The fact that their own grandparents disembarked from a boat into New York Harbor in 1948 with a grand total of a suitcase half-filled with clothes and the name of a nephew to their name doesn’t register. Or if you are from coal country, with your own grandparents telling you stories about how they and their parents worked in and around the coal mines, you are coached by a professor in “sociology” (yes, this is a real college thing, even though it is real nothing) to see your grandparents not as hard workers, but as exploited labor who enriched a bunch of wealthy aristocrats.
The entertainment industry is now the primary source for role models, values, and social cues, and add in some Hollywood movie virtue signalling, and we have now two generations of American kids who are spoiled, nearly worthless, unappreciative, un-grounded, disconnected from reality, and uninterested in anything except behaviors that make them feel good for the moment.

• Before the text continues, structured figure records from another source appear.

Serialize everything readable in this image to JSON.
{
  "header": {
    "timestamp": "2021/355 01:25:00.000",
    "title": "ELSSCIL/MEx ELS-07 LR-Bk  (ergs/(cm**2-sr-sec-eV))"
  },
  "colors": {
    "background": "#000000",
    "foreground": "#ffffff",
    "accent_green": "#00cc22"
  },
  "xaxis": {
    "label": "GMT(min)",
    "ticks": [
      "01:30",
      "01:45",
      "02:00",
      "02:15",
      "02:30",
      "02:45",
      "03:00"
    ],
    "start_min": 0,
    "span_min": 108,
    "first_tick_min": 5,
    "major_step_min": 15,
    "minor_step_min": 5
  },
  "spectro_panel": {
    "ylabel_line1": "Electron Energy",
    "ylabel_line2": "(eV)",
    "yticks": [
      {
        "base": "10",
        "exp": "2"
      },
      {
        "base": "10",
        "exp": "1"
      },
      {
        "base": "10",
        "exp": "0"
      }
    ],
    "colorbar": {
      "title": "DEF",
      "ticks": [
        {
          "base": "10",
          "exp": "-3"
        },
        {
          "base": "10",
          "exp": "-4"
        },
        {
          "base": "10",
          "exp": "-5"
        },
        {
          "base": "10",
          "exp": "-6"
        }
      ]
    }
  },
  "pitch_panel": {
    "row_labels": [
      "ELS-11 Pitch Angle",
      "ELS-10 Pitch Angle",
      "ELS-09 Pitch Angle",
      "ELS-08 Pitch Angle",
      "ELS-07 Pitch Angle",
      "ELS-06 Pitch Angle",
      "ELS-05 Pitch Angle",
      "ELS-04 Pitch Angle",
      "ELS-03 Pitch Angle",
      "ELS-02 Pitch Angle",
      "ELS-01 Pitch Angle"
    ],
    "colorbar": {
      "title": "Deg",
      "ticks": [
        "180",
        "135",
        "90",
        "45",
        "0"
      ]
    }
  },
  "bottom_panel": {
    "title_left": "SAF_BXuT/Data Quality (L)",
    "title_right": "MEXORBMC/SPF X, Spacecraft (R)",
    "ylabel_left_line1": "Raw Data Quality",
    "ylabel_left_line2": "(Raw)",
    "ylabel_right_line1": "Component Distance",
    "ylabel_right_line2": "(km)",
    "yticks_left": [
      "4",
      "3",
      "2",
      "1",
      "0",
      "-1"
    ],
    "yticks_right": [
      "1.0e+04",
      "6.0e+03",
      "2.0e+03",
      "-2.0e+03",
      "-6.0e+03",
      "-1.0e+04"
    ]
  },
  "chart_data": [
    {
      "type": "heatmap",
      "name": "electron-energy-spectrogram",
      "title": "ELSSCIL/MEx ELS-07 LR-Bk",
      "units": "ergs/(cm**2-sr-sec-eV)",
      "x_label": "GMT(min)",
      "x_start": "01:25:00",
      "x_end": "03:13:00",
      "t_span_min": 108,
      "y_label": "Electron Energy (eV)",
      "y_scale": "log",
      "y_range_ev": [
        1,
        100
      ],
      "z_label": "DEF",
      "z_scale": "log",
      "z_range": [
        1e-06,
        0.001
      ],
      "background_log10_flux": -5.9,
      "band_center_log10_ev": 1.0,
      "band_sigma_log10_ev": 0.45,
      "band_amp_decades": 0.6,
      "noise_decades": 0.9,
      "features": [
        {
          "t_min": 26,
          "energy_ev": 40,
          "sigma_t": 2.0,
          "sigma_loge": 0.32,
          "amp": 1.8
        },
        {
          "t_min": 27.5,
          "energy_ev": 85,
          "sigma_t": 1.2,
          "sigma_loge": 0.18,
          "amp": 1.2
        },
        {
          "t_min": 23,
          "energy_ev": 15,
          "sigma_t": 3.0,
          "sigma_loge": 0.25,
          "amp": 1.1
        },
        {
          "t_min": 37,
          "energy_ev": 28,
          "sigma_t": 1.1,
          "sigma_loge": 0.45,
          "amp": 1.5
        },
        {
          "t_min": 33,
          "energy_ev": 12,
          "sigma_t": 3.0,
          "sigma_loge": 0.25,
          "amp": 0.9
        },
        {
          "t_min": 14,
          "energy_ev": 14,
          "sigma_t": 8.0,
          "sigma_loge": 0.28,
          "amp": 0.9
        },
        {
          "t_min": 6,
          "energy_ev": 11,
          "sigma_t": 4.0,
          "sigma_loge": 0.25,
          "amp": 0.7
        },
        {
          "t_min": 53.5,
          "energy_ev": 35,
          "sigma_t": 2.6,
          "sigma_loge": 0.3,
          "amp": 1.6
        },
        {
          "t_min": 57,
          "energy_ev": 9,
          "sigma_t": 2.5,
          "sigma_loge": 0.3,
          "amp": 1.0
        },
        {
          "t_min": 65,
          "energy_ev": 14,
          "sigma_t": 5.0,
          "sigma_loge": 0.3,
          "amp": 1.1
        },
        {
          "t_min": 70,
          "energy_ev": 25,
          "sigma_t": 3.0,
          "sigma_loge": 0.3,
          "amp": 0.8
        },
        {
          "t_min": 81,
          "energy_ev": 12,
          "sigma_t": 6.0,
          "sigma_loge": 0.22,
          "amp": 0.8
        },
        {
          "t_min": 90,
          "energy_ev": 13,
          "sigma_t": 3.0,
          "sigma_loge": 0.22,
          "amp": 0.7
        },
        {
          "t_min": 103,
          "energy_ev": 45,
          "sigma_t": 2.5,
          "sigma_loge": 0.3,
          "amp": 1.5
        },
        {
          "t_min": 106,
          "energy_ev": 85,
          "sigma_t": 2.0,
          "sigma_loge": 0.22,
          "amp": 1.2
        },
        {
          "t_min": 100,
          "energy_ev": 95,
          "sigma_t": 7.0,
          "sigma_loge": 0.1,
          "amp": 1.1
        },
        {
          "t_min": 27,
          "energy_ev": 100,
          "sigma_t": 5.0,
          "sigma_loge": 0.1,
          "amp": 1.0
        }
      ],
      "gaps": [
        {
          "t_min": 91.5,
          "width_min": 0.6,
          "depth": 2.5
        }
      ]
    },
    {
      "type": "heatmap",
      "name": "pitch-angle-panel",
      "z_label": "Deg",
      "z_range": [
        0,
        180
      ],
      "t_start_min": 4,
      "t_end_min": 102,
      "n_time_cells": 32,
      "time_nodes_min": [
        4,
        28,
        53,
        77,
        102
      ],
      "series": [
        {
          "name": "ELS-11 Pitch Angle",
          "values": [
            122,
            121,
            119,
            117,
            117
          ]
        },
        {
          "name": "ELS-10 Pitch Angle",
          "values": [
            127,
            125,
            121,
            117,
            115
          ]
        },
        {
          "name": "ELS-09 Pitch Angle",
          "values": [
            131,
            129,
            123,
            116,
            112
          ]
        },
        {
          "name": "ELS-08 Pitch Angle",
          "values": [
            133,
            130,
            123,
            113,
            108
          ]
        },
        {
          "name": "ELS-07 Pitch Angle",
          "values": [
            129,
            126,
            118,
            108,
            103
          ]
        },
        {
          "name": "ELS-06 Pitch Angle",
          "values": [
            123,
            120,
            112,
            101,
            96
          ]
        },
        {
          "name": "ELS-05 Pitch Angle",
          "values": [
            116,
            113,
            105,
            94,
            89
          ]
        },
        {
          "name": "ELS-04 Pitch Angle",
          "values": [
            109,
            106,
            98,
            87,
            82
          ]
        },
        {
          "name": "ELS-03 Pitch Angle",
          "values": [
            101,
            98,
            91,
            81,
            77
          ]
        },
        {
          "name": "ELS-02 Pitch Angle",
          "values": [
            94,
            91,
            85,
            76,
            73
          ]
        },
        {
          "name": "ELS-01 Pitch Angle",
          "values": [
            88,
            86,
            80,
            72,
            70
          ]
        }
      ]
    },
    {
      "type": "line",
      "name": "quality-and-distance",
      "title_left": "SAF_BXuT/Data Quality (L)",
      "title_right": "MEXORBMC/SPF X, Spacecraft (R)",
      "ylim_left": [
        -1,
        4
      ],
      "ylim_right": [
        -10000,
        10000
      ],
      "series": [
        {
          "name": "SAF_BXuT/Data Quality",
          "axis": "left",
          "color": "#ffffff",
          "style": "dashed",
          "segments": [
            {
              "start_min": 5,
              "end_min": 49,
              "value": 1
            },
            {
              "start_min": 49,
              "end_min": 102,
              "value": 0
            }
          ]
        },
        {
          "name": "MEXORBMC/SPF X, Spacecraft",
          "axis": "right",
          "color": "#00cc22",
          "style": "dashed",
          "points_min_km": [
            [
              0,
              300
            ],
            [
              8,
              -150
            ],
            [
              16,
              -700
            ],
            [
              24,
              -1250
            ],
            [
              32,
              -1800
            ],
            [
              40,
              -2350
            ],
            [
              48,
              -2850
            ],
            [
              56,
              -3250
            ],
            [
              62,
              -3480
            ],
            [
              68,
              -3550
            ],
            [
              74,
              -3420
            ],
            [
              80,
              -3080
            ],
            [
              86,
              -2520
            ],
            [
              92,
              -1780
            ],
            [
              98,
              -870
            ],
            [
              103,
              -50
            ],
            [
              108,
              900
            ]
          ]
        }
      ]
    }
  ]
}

Even though my wife and I come from dramatically different backgrounds, we shared one common experience growing up that forms the foundation for our relationship: We had to work hard from a young age.
My wife made her own nice clothes for school, because neither she nor her parents could afford to buy nice clothes at the stores. And while I grew up splitting firewood daily from the age of nine, I had to work for my dad starting at age 14. Working on construction sites as the boss’s kid, doing all the worst jobs, got me plenty of abuse and socked arms by workers who wanted to put me in my place. I learned then to drink buckets of shit and just do my job, to the satisfaction of the meanest, grumpiest old worker on the crew. So now that I have been paying federal taxes since I was 14, I think I have a work ethic, and my wife does, too.
Like all of our friends our age (fifties), my wife and I actually enjoy working and seeing the fruits of our labors. But like our friends, we are dinosaurs, kind of the last of the dying breed. The last of the Americans. The next couple of generations seem to think that everything is supposed to be handed to them, and it seems they will cheerfully give away their unique American freedoms to a gigantic all-powerful government apparatus if it promises them mediocre “free” income and healthcare.
Not that our own kids aren’t great. They are, and I love them absolutely. Like most parents, we have done our best to raise them right. But I am afraid that college can warp even them, leading them to believe that socialism is the answer for the mean, exploitative parents who made them mow the lawn, take out the trash, and hang up the clean laundry.